5 La corriente decía
6 cosas que no entendía.
7 Me angustiaba casi.
8 Quería comprenderlo,
9 Sentir qué decía el cielo vago y pálido en él,
10 con sus primeras sílabas alargadas,
11 pero no podía.
12 Regresaba.
13 -¿Era yo el que regresaba?-
14 en la angustia vaga
15 de sentirme solo entre las cosas últimas y
secretas.
16 De pronto sentí el río en mí,
17 corría en mí,
18 con sus orillas trémulas de señas,
19 con sus hondos reflejos apenas estrellados.

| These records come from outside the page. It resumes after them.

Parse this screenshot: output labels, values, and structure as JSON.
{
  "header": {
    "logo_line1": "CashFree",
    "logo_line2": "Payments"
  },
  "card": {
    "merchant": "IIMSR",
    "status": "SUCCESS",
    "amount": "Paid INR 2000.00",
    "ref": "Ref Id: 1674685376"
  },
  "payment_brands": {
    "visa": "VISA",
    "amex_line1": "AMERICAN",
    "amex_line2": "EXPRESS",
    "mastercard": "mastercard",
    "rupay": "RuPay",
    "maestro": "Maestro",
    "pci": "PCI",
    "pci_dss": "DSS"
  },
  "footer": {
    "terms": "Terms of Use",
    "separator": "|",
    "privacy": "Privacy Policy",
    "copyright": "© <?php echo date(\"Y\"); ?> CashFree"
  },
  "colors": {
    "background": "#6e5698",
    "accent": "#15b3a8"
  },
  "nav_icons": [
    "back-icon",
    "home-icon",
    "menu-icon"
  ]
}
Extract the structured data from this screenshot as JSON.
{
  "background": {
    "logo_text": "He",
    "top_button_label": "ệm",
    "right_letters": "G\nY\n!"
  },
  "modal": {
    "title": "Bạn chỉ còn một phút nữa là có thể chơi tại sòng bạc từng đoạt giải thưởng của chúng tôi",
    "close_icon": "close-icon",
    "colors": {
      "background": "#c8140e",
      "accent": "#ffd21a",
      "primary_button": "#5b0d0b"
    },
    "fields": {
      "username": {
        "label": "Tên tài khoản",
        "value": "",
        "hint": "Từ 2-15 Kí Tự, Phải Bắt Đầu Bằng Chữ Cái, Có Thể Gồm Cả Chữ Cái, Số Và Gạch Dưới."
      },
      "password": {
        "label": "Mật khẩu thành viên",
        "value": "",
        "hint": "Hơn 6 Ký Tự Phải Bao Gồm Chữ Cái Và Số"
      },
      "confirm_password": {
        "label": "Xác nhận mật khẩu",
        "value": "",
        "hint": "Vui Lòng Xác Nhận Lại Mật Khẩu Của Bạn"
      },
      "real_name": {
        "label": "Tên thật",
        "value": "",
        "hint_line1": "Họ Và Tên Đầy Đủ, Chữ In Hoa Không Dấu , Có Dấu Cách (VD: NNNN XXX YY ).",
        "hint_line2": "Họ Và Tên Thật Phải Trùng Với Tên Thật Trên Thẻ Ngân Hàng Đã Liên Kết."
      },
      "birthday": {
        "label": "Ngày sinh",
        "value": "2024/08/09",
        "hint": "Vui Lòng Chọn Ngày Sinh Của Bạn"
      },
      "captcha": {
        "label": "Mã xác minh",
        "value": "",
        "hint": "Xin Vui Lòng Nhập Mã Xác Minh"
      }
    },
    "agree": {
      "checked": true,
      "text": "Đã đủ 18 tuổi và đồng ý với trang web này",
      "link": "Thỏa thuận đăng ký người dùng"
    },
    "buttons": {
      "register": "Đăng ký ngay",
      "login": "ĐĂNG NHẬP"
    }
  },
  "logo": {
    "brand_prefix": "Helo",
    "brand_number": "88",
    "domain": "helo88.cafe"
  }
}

20 Corría el río en mí con sus ramajes.
21 Era yo un río en el anochecer
22 y suspiraban en mí los árboles
23 y el sendero y las hierbas se apagaban en mí.

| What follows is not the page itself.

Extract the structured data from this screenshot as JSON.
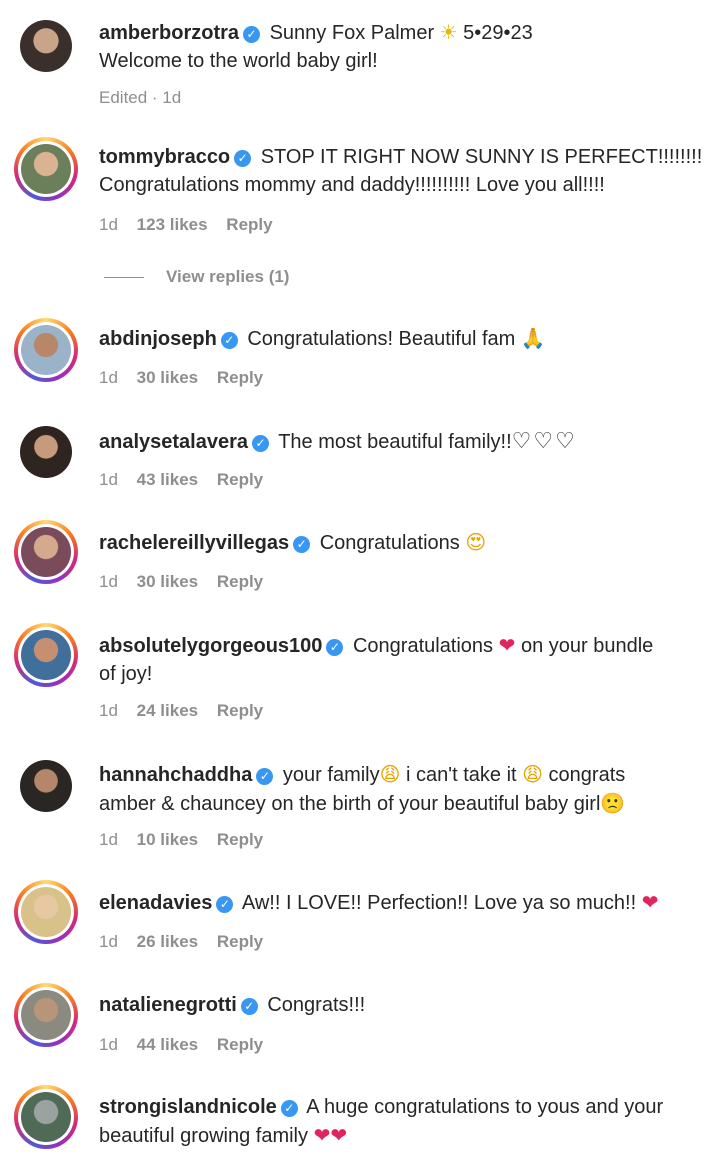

24 ¡Me atravesaba un río, me atravesaba un río!
He numerado
los versos a los efectos del análisis, y me permito agruparlos en dos partes., tal
vez puedan establecerse 4 versos como transición. La primera persona, sostenida
en todo el poema, nos pone en presencia del sujeto lírico –como suele llamarlo la
crítica literaria– que por mi parte identifico en este caso con el sujeto personal
sin que esto signifique, obviamente, recoger las contingencias empíricas de ese
sujeto. Se trata del sujeto profundo, el yo del poetizar.
Ese
yo habla de su relación personal con el
río, al que convierte en un sujeto designado a través de un complejo imaginario
percibido en el acto de contemplación. Versos 1 y 2: Fui al río, y lo sentía / cerca de mí, enfrente de mí. Ese complejo
abarca río, ramas, corriente, cielo, tiene
atributos y protagoniza acciones de las cuales da cuenta ese yo contemplativo, herido
por la belleza.
Veamos
brevemente esas acciones y atributos:
las ramas tenían voces (3)
La corriente decía (5)
Y aparece
otro sujeto que se fusiona con los anteriores, habla en ellos, el cielo: [Yo quería comprender] lo que decía el cielo vago y pálido en él,
con sus propias sílabas alargadas (versos 9 y 10)
El río
habla, se manifiesta, aunque el hablante no pueda comprender el mensaje que en su
corriente o a través de ella dice el cielo
vago y pálido. Ahora es el cielo el que
habla en el río, y se agrega aún con sus
propias sílabas alargadas, adensándose el peso de ese mensaje incomprensible.
Estos
primeros once versos nos han puesto ante la situación vital que será explicitada
en los 4 versos siguientes, 12 a 15, de tono narrativo/ reflexivo: Regresaba
-¿Era yo el que regresaba?-
en la angustia vaga
de sentirme solo entre las cosas últimas y secretas.
La pregunta
(verso 13) roza el tema de la identidad personal, insinuándose su transformación.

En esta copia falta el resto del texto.